Une mission pas toujours facile : « nous avons la chance encore de n’avoir encore enregistré aucun cas confirmé de coronavirus dans notre zone d’intervention, mais le risque reste très élevé compte tenu de la mobilité des populations qui vont et viennent dans les zones affectées du Mali sans dispositions spéciales de précaution » explique Dioro Dicko, chef du projet Jikura. « La conséquence est que c’est difficile de convaincre les personnes d’adopter les mesures de précaution », explique-t-il.
Pourtant, on peut compter sur quelques importants alliés, comme Moussa Diarra, chef du village de Faradiélé. Ce dernier refuse de serrer la main tendue par un agent communal qui accompagne l’équipe de Helvetas. Il raconte qu’il a même arrêté d’aller à la mosquée pour prier :« je conseille aux habitants de mon village d’éviter les rassemblements et de suspendre toutes les festivités folkloriques jusqu’à nouvel ordre » ajoute le vieil homme.
Moussa Diarra, chef du village de Faradiélé
Le message du chef de village est entendu, parce que les habitants de Faradiélé « sont tous méfiants, vigilants et attentifs », selon Madina, une femme originaire de la localité. Celle-ci ajoute « mon mari et moi n’avons pas d’argent. Nous avons 4 enfants. Nous avons déjà une maladie plus grave que le corona virus. C’est la pauvreté. D’ailleurs, nous nous nourrissons à peine. S’il faut acheter et utiliser régulièrement des masques, gels, savons et dispositifs de lave-mains, nous n’avons pas ces moyens. Mais ma famille et moi utilisons le tippy tap pour laver régulièrement nos mains pour se protéger et protéger les autres contre la maladie. Nous invitons les autres ménages démunis à faire autant avec le tippy-tap, qui est très simple et adapté » pour limiter la propagation du virus.
Pour faire face aux difficultés financières rencontrées par les communautés qui manquent d’équipements de protection contre le risque de contracter le corona virus, Helvetas a aussi distribué des kits d’hygiène et des masques réutilisables dans la zone de Bougouni. En plus, des dispositifs de lavage des mains ont été installés dans des lieux comme les mairies et centres de santé communautaires très fréquentés par la population dans la zone de Kolondiéba, à la frontière avec la Côte d’Ivoire. Ces mairies et structures de santé ont aussi bénéficié de stock de savons, de gels hydroalcooliques, des gants et des masques. Ces derniers étant le plus souvent ceux confectionnés sur le marché local.

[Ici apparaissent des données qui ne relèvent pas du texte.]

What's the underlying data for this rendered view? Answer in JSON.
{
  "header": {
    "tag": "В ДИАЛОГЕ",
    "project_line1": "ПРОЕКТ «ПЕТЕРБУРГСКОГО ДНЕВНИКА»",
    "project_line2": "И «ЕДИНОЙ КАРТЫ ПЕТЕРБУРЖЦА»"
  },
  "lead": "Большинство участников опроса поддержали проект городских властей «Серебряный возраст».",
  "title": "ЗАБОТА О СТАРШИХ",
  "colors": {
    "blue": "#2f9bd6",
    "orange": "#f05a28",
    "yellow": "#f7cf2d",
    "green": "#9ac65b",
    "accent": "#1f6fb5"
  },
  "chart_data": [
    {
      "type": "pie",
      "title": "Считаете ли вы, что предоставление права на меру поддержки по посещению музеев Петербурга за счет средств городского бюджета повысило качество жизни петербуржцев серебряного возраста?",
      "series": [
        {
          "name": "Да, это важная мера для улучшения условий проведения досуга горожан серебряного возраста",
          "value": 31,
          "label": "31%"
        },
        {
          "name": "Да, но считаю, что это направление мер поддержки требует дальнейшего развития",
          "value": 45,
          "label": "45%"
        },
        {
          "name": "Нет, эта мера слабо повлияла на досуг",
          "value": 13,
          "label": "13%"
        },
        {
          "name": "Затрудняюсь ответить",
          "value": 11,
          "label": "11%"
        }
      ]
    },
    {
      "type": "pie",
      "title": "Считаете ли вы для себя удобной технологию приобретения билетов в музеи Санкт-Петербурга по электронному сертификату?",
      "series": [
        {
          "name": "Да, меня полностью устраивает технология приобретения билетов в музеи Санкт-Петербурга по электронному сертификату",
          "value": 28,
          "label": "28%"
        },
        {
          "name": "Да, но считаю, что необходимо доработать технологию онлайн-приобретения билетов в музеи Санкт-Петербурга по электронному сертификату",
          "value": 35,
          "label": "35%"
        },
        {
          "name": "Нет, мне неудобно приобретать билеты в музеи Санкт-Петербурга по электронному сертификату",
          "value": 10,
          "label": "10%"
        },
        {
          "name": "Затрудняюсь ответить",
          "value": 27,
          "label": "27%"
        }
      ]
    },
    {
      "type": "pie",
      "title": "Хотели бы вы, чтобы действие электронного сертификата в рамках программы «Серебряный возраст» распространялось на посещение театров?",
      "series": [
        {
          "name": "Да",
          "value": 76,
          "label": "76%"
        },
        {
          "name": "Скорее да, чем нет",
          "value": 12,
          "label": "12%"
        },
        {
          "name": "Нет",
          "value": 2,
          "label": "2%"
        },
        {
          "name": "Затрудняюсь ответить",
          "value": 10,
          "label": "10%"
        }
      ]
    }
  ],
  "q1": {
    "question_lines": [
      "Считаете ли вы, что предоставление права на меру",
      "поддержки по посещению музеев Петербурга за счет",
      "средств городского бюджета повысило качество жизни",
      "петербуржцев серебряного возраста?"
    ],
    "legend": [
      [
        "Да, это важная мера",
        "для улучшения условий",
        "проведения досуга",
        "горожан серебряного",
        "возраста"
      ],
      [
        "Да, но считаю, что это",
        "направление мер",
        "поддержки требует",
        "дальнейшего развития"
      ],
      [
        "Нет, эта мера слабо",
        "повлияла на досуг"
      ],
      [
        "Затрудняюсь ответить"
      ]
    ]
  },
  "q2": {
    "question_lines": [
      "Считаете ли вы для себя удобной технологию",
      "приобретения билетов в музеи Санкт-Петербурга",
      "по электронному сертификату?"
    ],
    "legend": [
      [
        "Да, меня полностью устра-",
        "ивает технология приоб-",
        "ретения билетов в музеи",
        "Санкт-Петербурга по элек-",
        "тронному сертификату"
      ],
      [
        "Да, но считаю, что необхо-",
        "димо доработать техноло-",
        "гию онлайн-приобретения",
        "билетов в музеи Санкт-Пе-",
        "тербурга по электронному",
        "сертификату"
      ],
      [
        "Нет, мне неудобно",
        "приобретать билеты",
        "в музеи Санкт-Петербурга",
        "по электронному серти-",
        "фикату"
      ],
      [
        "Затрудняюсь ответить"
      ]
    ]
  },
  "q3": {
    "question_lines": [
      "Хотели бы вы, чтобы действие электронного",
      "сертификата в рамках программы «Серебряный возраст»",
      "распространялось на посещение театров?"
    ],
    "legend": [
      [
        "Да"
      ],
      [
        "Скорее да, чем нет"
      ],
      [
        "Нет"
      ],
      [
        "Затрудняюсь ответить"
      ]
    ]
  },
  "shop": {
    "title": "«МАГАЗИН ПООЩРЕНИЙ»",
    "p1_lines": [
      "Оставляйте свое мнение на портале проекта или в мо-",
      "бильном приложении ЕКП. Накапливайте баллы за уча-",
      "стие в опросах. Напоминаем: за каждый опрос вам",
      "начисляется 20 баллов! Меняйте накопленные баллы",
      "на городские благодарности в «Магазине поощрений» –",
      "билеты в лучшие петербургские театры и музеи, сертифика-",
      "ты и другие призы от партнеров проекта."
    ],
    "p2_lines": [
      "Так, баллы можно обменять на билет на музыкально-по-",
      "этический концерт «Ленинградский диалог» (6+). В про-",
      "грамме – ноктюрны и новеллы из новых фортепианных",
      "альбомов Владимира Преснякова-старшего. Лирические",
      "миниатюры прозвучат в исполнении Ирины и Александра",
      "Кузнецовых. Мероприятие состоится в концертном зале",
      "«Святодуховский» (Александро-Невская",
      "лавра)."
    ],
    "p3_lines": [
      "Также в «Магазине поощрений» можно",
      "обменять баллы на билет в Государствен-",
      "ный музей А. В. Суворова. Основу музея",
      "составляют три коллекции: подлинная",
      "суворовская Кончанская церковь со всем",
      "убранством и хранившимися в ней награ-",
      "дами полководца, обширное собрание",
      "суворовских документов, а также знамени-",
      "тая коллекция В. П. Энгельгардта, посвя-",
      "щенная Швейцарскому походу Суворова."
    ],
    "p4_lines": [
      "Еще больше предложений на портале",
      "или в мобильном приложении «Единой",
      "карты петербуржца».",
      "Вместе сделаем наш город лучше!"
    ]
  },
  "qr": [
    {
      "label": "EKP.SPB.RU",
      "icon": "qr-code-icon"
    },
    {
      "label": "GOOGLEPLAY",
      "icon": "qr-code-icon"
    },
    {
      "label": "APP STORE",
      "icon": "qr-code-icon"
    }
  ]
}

« L’application des mesures barrières s'améliore parmi les membres de la communauté grâce à l’utilisation des tippy-taps installés par Helvetas, alors qu'auparavant, il n’y avait aucun dispositif de lavage des mains dans les ménages. Ces tippy-taps attirent les gens à aller vers le lavage des mains, ce qui a contribué à la réussite de la sensibilisation faite par les partenaires, telles que les relais communautaires et les radios locales », se réjouit Dioro Dicko.
En outre, Helvetas s’appuie également sur des radios locales qui diffusent des informations sur les mesures de précaution et de lutte contre la COVID-19, pour compléter les autres actions de sensibilisation, en particulier la promotion de l’utilisation des kits d’hygiène. Ces radios invitent les populations à respecter les mesures barrières pour se protéger et protéger les autres en évitant les rassemblements, en se lavant régulièrement les mains et en portant un masque quand on voyage.
Dioro se félicite de l’augmentation du nombre de personnes qui utilisent le tippy-tap parce que cela contribue non seulement à la limitation de la COVID mais renforce aussi l’adoption de bonnes pratiques d’hygiène qui préviennent d’autres maladies diarrhéiques oubliées liées au manque et au mauvais usage de l’eau.